Before I connected those components I had checked the voltage output and it looked fine on a volt meter so I suspect there's something with a transition behavior. This calls for an oscilloscope and I have a cheap DSO 138 that is better than nothing. Since the time I bought the kit and put it together, something has gone wrong with its voltage reference and now absolute voltage readings are unreliable. However, I think the relative shape of the waveform still resembled reality.
I first checked typical startup behavior: what does the 3.3V output look like when I connect this modified buck converter to 13V input? I set the oscilloscope to hold data upon rising edge trigger, and captured this:

The shape looks reasonable. It corresponds to graph in the MP1584 datasheet and shows the advertised soft-start capability to avoid a voltage overshoot on startup, which was my first suspect. I then turned the oscilloscope to continuous scan mode and adjusted my power supply voltage up and down. When I stay well above the input enable voltage of ~11.8V everything looks good, the buck converter maintained a steady 3.3V output. (It reads 5.27V on the display due to the voltage reference weirdness I spoke of.)

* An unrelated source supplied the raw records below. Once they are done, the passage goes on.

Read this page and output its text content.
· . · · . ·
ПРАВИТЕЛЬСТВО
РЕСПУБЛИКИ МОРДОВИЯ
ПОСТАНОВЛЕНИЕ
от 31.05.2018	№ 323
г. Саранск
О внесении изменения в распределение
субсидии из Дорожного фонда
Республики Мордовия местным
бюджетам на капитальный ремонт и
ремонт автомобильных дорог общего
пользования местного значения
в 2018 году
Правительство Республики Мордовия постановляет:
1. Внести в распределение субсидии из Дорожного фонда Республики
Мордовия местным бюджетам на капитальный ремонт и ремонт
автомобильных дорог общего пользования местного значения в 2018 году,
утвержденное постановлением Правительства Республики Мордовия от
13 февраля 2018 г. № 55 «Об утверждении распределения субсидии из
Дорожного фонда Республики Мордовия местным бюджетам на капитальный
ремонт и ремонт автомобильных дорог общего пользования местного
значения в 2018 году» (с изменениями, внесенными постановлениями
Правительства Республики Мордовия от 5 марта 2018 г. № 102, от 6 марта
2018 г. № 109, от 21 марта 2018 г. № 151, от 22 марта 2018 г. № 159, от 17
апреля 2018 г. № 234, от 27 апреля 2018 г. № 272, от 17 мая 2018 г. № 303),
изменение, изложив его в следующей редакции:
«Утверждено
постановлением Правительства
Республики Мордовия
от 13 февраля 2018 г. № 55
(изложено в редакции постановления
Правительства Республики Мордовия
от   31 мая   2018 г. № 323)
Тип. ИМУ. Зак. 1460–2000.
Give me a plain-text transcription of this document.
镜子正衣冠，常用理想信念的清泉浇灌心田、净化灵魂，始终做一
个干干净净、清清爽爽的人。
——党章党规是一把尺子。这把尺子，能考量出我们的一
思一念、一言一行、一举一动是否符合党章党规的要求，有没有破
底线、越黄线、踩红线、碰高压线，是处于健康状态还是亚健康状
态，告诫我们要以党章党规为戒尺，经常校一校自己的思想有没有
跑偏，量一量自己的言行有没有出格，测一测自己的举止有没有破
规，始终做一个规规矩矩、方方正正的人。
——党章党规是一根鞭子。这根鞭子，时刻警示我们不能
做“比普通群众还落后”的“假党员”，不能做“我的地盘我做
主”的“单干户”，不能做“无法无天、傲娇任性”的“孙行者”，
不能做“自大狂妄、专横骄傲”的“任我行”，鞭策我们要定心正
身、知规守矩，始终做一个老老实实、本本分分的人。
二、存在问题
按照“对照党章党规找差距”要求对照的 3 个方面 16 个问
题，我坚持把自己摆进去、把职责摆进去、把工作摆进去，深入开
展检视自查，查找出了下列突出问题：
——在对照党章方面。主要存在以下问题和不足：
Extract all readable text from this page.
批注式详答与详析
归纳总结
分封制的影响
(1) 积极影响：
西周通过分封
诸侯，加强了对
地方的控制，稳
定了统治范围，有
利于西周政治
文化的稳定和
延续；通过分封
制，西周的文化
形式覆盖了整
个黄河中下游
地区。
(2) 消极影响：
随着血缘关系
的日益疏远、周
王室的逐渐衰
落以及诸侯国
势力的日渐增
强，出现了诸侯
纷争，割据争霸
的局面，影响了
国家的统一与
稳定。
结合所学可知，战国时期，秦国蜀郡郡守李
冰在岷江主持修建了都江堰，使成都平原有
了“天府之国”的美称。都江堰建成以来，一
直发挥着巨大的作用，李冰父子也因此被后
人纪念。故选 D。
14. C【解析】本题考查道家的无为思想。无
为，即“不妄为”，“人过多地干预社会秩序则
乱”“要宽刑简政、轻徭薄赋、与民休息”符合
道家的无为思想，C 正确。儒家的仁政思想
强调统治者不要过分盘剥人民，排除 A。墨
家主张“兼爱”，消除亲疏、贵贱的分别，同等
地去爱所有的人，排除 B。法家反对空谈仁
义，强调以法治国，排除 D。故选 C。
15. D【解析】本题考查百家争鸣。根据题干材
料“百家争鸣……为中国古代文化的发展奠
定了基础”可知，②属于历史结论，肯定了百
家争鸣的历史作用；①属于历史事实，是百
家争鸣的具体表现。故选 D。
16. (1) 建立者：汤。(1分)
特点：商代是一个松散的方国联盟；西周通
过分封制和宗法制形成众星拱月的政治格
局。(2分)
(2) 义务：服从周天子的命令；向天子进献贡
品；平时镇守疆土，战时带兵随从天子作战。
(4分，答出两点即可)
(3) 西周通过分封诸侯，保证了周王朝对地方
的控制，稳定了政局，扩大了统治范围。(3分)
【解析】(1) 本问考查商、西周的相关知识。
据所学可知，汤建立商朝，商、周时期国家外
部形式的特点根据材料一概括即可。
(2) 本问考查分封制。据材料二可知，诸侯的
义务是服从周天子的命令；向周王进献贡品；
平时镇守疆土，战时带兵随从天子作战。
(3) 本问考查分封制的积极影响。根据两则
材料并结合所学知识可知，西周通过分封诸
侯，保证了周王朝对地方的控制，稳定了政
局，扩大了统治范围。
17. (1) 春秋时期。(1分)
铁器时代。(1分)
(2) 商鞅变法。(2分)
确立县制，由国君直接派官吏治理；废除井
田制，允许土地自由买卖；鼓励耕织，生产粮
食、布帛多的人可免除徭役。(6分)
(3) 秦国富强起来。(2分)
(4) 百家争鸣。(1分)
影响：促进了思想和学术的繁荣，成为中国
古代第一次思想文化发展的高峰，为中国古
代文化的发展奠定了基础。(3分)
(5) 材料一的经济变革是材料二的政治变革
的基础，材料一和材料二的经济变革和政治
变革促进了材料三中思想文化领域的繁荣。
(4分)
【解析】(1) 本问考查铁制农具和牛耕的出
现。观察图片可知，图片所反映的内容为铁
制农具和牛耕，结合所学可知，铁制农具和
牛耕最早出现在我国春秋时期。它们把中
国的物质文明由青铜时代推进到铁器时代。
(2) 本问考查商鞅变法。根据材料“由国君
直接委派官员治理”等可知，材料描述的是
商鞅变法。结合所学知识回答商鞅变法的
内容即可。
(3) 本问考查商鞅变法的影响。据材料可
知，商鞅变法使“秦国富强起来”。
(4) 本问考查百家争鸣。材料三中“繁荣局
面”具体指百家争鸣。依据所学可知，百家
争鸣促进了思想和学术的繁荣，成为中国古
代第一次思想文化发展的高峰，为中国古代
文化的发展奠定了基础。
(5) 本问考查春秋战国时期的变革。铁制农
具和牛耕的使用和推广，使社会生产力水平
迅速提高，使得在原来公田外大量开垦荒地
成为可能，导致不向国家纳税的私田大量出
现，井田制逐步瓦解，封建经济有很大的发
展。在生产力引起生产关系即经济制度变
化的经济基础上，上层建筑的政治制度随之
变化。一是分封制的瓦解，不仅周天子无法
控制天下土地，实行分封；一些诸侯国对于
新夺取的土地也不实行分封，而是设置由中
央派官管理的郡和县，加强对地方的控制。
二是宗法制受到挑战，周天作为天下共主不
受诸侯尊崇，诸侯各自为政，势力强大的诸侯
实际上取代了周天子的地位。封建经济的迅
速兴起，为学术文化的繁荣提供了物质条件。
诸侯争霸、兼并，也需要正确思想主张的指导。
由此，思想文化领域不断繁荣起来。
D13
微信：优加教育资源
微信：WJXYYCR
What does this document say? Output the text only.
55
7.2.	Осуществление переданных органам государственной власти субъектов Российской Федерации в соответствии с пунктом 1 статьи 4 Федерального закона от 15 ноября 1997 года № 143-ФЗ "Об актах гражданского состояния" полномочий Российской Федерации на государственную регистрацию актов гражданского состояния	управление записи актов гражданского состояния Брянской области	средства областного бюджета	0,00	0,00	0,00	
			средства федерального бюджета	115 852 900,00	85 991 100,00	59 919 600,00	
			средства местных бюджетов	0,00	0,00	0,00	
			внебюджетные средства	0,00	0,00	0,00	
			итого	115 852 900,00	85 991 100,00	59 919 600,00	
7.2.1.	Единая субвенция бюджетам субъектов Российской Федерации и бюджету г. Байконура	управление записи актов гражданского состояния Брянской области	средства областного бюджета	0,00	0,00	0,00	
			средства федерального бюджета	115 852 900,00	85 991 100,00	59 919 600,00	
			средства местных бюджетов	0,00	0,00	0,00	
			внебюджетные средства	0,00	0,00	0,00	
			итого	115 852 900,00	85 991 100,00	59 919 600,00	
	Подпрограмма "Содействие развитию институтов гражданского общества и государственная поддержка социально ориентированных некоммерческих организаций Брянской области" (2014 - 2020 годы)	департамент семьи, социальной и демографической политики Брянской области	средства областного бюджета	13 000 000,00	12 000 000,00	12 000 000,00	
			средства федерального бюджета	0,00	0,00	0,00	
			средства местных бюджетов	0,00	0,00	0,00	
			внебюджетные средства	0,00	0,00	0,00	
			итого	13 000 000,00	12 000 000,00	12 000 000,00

But things started looking dicey as I dropped close to 12V. I started seeing a sawtooth pattern to the output voltage. Instead of holding at 3.3V, I started seeing the voltage drop then jump upwards, with the magnitude growing wider and wider as I dropped input voltage. The worst was when I dropped into range below the 11.8V activation voltage, but still staying above the shutdown voltage...

Without accurate voltage reference I don't know exactly how many volts it whipped through, but at a guess it looks like it dips just below 2V before overshooting above 4V. This would definitely destroy components designed for 3.3V. It's great that I see what is happening, now I need to think about why it happens and decide what I will do about it.